FRONT RUNNER in equipment standards and profitability on the Pacific slope, efficiently and tightly run Los Angeles-Seattle Motor Express Inc. got a new owner this month--National City Lines Inc. of Chicago.

For $8,000,000--$6 million in cash and 74,074 shares of National City Lines-LASME and B.C. Seattle Transport, its division providing service between Seattle and Vancouver, joins others in a holding company family comprising motor bus and transit lines throughout the continent as well as subsidiaries which rent and lease trucks.

While other US trucking giants have mushroomed, management of Los Angeles-Seattle Motor Express have been content with concentration on its simple north-south operation from Vancouver (30 miles north of the US border) over Highway US 99 to the southern California metropolis. Quipped LASME's owner-president R. Stuart Moose long before signing on the dotted line with National City: "We're not trying to become the biggest trucking company in America ... in fact, we have no present intention of moving out of earshot of the Pacific surf. We'll be thoroughly happy if we can just continue to grow apace with the West Coast."

Management--This month, despite the transfer of cash and securities, it is unlikely LASME policy will change in the near future. Moore's partner in building LASME and its B.C. Seattle Transport division into one of the most profitable and ably run operations on the Pacific coast has been vice-president & general manager Oscar M. Hendrickson. With Moore in Oakland in an "advisory" capacity, cigar-chomping Hendrickson pushed the operational buttons in Seattle. This arrangement, Moore explains, kept him from "meddling" simply because "Oscar knows more about the ins and cuts of the operation than I'm ever likely to learn."

National City in this month's transaction actually bought United Motor Express. It owns all of LASME stock. LASME owns some 1,000 pieces of equipment. Consolidated gross income of LASME and its holding company parent in 1958 was $11,800,000 to return a consolidated net income of $740,000. This year, according to a spokesman for National City, gross will be some $14,000,000. Net for the first nine months of this year is placed at some $630,000.

Shareholders of National City will meet for a special meeting in Chicago November 19th to approve the purchase, said to be the firm's first major step in a diversification program. During 1958 National City had gross revenues of $24,516,115 for a net income of $7,415,832 or $5.49 a share.

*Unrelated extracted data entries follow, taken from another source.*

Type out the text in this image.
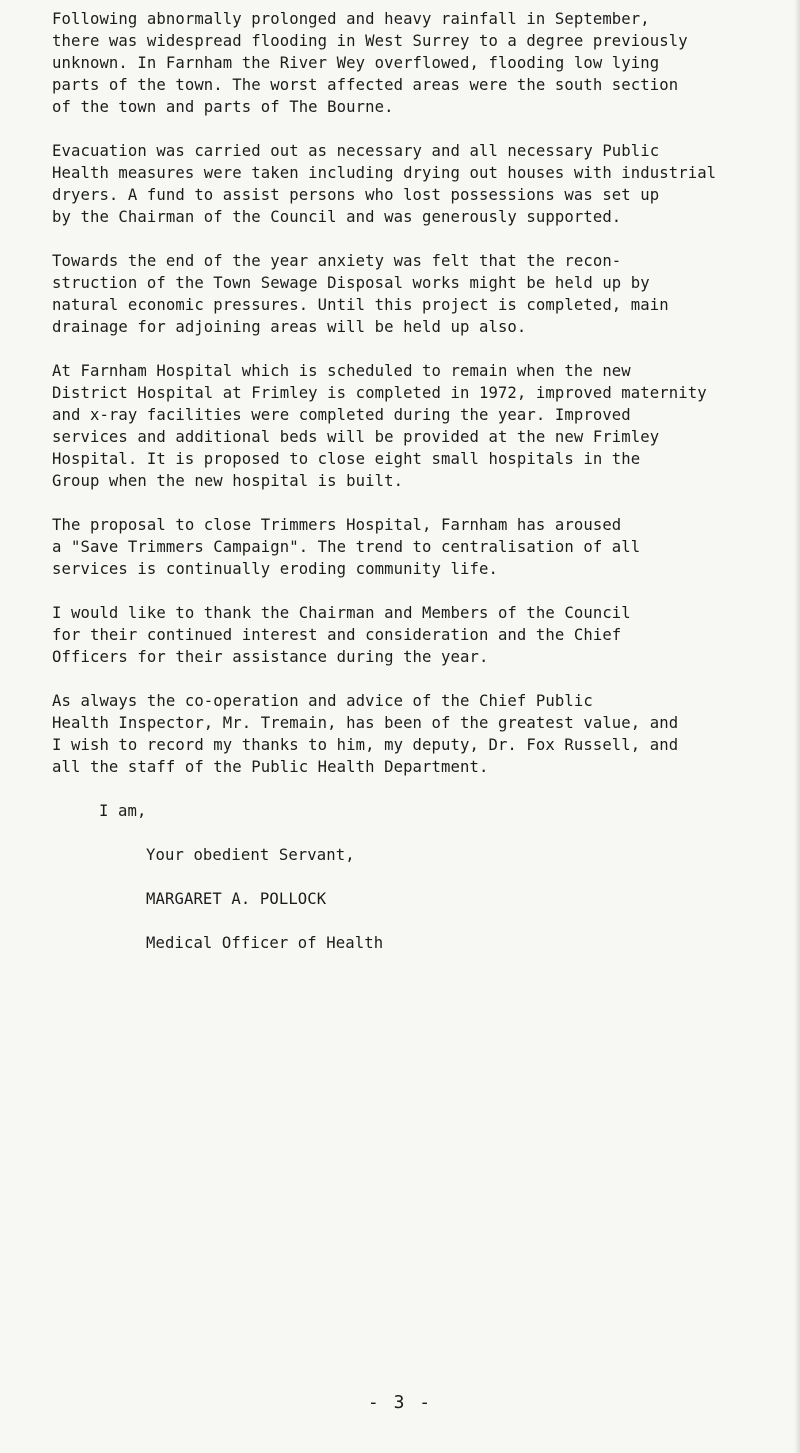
Following abnormally prolonged and heavy rainfall in September,
there was widespread flooding in West Surrey to a degree previously
unknown. In Farnham the River Wey overflowed, flooding low lying
parts of the town. The worst affected areas were the south section
of the town and parts of The Bourne.

Evacuation was carried out as necessary and all necessary Public
Health measures were taken including drying out houses with industrial
dryers. A fund to assist persons who lost possessions was set up
by the Chairman of the Council and was generously supported.

Towards the end of the year anxiety was felt that the recon-
struction of the Town Sewage Disposal works might be held up by
natural economic pressures. Until this project is completed, main
drainage for adjoining areas will be held up also.

At Farnham Hospital which is scheduled to remain when the new
District Hospital at Frimley is completed in 1972, improved maternity
and x-ray facilities were completed during the year. Improved
services and additional beds will be provided at the new Frimley
Hospital. It is proposed to close eight small hospitals in the
Group when the new hospital is built.

The proposal to close Trimmers Hospital, Farnham has aroused
a "Save Trimmers Campaign". The trend to centralisation of all
services is continually eroding community life.

I would like to thank the Chairman and Members of the Council
for their continued interest and consideration and the Chief
Officers for their assistance during the year.

As always the co-operation and advice of the Chief Public
Health Inspector, Mr. Tremain, has been of the greatest value, and
I wish to record my thanks to him, my deputy, Dr. Fox Russell, and
all the staff of the Public Health Department.

I am,

Your obedient Servant,

MARGARET A. POLLOCK

Medical Officer of Health

- 3 -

Organization Men--Hendrickson has long been active in trucking association work. His firm was one of the original supporters of the Canadian Trucking Associations (through the ATA of B.C.). Last year he served as president of the Washington Motor Transport Association. LASME's Vancouver terminal manager Earl Knowles serves as a director of the Automotive Transport Association of B.C.; this month was re-elected chairman of the organization's International & Interprovincial Carriers division.


LASME's efficient maintenance terminal in Seattle reflects the early mechanic duty of the line's president Stuart Moore.

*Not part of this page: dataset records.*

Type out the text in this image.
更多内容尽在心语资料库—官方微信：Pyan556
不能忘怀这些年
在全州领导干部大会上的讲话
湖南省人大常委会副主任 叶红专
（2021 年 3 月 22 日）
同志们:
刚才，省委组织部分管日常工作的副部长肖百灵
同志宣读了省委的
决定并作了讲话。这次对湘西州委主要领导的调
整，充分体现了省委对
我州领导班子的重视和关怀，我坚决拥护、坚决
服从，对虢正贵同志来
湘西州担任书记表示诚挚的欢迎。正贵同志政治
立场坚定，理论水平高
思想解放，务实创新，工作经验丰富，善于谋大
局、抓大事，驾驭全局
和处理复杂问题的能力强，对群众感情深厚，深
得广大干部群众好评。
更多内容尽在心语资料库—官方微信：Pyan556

One of the original sparks behind Canadian government approval of "in bond" terminals for international highway operators, LASME has led in the development of the sufferance warehouse Phase of the motor transport industry. Built at a cost of some $500,000, its Vancouver terminal operated by affiliate United Terminals Ltd. is shared with competitive Sea-Van Express, a subsidiary of Consolidated Freightways.

First major sufferance warehouse built in Western Canada, it was opened in 1956; has a platform area of 30,000 square feet and facilities for some 40 Canadian customs officers on some ten acres of land close to Vancouver's manufacturing and industrial areas.

LASME's present north-south operation resulted from a marriage of Seattle's Hendrix Refrigerated Truck Lines (founded in 1932) and LA-Seattle Motor Express. From a staff of 10 in 1935, the organization today employs over 1000 people.

Moore, who purchased LASME in 1949, started in the motor transport business as a Greyhound mechanic in Chicago; within a year became maintenance manager for a Greyhound division before leaving to successfully manage (and later buy) a National City Lines bus company. Before leaving the continent-wide holding company, he was operational boss for 42 transit properties.

Hendrickson came to LASME in 1934 as an accountant to aid in unscrambling the firm's books. His temporary job continues.